To go for the highest mortgage offered?

32 replies

BraOffPjsOn · 13/03/2025 10:37

Hi all,

DH and I have been getting our house ready to sell in the next few months we’ve been here for over ten years and now with two children we need something bigger.

I’ve been keeping an eye out on what goes on the market and the price I thought we’d be able to afford.
I’ve done a few mortgage calculators now though and they are estimating that we could borrow quite a bit more. With the current interest rate fixes it looks like we would pay £300 more a month to do this - we’d up our years as we don’t have that many left currently and I’ve also gone back to almost full time so we’ve not gotten used to the extra money yet really.

I do remember when using those calculators years ago that our mortgage in principle was a little less though so I’m bearing that in mind.

So AINBU to go for a more expensive house and maybe take on the highest mortgage offered?

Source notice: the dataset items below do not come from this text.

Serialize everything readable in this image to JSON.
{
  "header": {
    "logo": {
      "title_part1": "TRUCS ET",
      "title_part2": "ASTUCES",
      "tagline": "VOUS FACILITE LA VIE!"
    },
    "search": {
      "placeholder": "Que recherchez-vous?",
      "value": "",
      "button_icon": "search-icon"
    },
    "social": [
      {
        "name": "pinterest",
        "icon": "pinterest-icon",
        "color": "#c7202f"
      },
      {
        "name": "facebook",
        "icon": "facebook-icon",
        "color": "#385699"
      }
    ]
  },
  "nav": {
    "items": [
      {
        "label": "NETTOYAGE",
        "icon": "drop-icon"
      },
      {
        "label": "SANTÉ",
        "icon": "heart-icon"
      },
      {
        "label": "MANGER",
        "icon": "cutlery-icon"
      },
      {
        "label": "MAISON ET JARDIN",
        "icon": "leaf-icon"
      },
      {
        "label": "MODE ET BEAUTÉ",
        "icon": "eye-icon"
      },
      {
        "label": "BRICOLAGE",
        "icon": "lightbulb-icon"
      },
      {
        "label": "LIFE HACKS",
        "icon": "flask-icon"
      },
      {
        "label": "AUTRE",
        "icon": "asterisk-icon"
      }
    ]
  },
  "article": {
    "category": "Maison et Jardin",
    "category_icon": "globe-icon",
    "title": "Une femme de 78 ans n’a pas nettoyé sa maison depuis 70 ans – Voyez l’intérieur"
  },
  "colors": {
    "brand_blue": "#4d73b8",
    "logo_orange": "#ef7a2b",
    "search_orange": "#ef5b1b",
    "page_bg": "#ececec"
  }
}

Or AIBU and it will stretch us too far and be a horrible stress?

OP posts:
Superscientist · 14/03/2025 09:14

Arbitrarily pick two properties on Rightmove one with your current budget and one with the extended budget and run all of the numbers and see if it still makes sense. It won't be just the mortgage that's more it will be the stamp duty, conveyancing, council tax, energy bills and so on will also be more.

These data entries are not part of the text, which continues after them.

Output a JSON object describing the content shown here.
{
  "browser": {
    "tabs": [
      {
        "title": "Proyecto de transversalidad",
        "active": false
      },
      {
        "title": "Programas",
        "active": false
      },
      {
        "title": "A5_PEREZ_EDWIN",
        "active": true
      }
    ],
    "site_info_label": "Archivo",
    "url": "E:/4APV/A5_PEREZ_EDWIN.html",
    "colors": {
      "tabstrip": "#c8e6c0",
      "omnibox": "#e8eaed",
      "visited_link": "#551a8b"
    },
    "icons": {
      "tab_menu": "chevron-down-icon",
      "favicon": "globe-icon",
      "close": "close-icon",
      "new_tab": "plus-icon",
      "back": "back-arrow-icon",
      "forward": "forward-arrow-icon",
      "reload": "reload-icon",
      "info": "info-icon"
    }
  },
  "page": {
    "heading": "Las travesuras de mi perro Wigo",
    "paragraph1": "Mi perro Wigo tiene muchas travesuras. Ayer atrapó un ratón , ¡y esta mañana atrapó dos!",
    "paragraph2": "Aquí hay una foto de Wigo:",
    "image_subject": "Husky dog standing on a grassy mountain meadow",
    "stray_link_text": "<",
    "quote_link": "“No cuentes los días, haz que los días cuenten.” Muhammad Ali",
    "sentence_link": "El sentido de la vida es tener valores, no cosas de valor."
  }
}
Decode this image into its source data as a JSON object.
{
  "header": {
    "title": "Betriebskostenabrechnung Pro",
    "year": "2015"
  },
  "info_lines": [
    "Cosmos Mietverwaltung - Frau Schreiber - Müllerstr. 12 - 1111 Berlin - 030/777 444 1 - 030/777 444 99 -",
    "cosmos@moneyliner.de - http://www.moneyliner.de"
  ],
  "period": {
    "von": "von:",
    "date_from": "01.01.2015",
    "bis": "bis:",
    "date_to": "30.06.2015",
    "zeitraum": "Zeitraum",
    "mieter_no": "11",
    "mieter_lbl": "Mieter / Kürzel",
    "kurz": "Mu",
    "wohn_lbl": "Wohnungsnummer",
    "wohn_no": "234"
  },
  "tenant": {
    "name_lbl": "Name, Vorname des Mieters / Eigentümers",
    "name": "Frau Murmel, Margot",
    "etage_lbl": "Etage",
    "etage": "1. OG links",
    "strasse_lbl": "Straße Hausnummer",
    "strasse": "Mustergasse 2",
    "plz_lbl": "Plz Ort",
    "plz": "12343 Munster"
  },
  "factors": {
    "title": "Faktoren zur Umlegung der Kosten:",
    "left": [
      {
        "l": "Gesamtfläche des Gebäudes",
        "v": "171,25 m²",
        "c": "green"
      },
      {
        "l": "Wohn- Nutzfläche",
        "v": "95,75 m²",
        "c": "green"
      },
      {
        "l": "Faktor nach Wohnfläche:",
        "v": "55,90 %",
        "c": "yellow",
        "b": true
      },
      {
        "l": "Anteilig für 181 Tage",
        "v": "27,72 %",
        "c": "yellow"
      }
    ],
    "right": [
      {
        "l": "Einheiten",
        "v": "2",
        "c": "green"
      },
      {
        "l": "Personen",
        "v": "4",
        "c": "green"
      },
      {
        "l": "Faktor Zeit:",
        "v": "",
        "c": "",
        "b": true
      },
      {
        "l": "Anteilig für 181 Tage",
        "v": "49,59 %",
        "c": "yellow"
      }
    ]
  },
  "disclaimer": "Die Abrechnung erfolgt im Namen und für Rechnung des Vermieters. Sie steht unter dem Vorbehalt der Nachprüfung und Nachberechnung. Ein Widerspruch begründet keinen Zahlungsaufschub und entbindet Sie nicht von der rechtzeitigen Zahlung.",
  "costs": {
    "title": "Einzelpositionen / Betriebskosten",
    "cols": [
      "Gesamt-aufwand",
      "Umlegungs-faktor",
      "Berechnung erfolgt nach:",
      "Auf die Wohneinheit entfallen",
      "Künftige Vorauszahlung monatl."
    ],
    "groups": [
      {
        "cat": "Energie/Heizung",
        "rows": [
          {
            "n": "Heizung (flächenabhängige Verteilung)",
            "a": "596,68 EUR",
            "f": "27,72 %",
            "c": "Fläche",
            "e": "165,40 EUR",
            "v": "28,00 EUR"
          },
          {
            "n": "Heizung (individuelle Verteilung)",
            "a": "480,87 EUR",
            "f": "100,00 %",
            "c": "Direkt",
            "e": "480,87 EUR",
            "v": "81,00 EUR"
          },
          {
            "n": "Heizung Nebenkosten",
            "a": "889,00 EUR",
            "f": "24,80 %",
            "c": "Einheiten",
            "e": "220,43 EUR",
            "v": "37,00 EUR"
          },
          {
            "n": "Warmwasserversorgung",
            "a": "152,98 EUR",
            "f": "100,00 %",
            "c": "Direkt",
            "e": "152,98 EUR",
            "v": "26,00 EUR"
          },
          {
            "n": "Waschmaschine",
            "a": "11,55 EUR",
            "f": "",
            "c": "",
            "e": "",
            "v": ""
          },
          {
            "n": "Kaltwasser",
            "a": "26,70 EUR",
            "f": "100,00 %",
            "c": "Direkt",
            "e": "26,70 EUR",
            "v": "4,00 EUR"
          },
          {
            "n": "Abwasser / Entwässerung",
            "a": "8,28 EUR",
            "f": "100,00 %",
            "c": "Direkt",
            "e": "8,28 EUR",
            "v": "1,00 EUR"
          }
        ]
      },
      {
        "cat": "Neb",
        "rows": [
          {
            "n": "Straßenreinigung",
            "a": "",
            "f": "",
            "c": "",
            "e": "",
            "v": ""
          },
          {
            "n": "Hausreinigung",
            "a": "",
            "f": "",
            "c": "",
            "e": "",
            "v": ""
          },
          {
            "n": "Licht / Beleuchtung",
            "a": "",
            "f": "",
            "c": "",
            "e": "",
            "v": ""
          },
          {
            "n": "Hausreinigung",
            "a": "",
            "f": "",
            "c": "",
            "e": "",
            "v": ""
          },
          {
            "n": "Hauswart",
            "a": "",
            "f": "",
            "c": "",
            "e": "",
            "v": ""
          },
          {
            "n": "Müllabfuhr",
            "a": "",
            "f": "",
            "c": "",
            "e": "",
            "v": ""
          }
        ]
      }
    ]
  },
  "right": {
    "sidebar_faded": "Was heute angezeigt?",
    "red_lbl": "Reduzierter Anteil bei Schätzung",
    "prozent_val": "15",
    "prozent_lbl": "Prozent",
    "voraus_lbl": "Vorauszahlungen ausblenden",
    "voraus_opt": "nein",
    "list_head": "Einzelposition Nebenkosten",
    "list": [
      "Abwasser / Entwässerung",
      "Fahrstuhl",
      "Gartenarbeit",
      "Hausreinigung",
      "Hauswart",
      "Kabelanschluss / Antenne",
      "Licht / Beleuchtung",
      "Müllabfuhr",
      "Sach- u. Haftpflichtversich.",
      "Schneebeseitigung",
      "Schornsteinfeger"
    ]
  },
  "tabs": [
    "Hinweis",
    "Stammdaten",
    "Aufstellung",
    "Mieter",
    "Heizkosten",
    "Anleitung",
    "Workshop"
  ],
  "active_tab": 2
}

The other thing I would say it's ok to have a broad budget range when looking. When we were looking for our last house we were looking in the £450-650k range and honestly found houses across the full range that we were interested in and put offers in at the top and bottom of our budget. There were some houses where I would have stretched the budget and others that we walked away and said nice house but not worth that money to us. In the end the house we found that was right for us was towards the bottom on the range. It fulfills all of our needs and we are very happy here.

howshouldibehave · 14/03/2025 09:22

It's difficult for anyone on here to say without numbers. Can you do stress tests and work out if you can afford the monthly repayment if the interest rates go up a lot?

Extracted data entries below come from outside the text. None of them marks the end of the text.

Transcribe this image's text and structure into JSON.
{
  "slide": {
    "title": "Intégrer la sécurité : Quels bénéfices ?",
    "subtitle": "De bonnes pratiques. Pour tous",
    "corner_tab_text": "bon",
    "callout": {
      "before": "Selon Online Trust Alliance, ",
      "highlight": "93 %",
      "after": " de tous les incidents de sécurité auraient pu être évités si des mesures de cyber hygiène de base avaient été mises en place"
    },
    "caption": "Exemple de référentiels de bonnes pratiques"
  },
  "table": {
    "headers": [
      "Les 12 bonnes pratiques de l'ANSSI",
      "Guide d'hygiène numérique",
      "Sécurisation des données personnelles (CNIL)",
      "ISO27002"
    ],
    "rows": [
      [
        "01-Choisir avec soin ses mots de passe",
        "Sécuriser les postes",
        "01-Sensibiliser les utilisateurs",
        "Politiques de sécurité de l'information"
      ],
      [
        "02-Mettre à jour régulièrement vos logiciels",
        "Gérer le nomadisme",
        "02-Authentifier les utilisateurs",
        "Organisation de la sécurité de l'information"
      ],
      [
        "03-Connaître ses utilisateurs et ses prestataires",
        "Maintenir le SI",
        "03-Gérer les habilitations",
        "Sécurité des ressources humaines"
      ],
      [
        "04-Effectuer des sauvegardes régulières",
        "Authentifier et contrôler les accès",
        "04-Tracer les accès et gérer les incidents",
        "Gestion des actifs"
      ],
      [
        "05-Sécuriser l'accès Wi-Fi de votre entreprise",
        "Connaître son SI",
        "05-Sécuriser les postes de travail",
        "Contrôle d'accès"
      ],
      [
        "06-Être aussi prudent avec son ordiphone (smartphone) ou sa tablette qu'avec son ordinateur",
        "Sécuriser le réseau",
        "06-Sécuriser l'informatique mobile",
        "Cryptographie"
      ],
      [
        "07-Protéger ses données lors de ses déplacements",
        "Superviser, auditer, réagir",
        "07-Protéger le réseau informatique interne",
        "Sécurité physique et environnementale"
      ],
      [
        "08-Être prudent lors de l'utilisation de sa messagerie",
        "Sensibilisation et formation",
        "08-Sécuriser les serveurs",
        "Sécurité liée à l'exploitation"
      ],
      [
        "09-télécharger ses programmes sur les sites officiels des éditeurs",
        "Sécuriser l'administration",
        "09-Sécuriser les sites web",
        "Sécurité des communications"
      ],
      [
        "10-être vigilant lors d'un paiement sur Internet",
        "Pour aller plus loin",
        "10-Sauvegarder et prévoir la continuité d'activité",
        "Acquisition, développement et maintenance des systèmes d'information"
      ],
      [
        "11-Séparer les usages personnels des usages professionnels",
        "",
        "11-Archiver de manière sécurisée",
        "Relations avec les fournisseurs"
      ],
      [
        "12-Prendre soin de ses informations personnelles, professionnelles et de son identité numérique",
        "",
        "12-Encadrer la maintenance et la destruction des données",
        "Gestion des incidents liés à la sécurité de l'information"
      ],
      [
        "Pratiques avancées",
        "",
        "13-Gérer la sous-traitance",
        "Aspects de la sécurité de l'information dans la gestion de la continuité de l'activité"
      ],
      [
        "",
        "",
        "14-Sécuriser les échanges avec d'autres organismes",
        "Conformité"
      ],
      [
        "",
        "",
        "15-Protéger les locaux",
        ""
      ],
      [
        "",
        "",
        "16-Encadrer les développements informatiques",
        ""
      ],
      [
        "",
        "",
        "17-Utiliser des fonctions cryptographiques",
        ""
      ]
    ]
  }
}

rwalker · 14/03/2025 09:24

Absolutely not
speaking as someone who saw there mortgage payments literally double in the early 90’s

IsItTimeToRetireYet · 14/03/2025 09:37

The question I’d be asking myself is could that mortgage feel like a bind in years to come? If one of you wanted to retrain, take a career break, or reduce hours would the size of the mortgage prevent that and are you OK for that to be the case?

Didimum · 14/03/2025 10:01

We've always gone to the top end of affordability, but we both earn very well. It really depends on your circumstances.

MellowPinkDeer · 14/03/2025 10:06

It really depends. Can you afford for the mortgage to increase overnight? Ours went up £1000 per month when we had to remortgage and the rate had gone from 1.08% to over 4%. Can't say we saw that coming really ( when we moved to the house years before )

Essentially we spent as much as we needed to, to get the house we needed in the area we wanted to live, i wouldn't rush in to just borrowing as much as possible if you don't need to.

Vettrianofan · 14/03/2025 10:06

We're mortgage free and have been for years. Only possible due to getting a mortgage based on one income. If we'd stretched ourselves it would have meant more stress all round. In our 40s and 50s.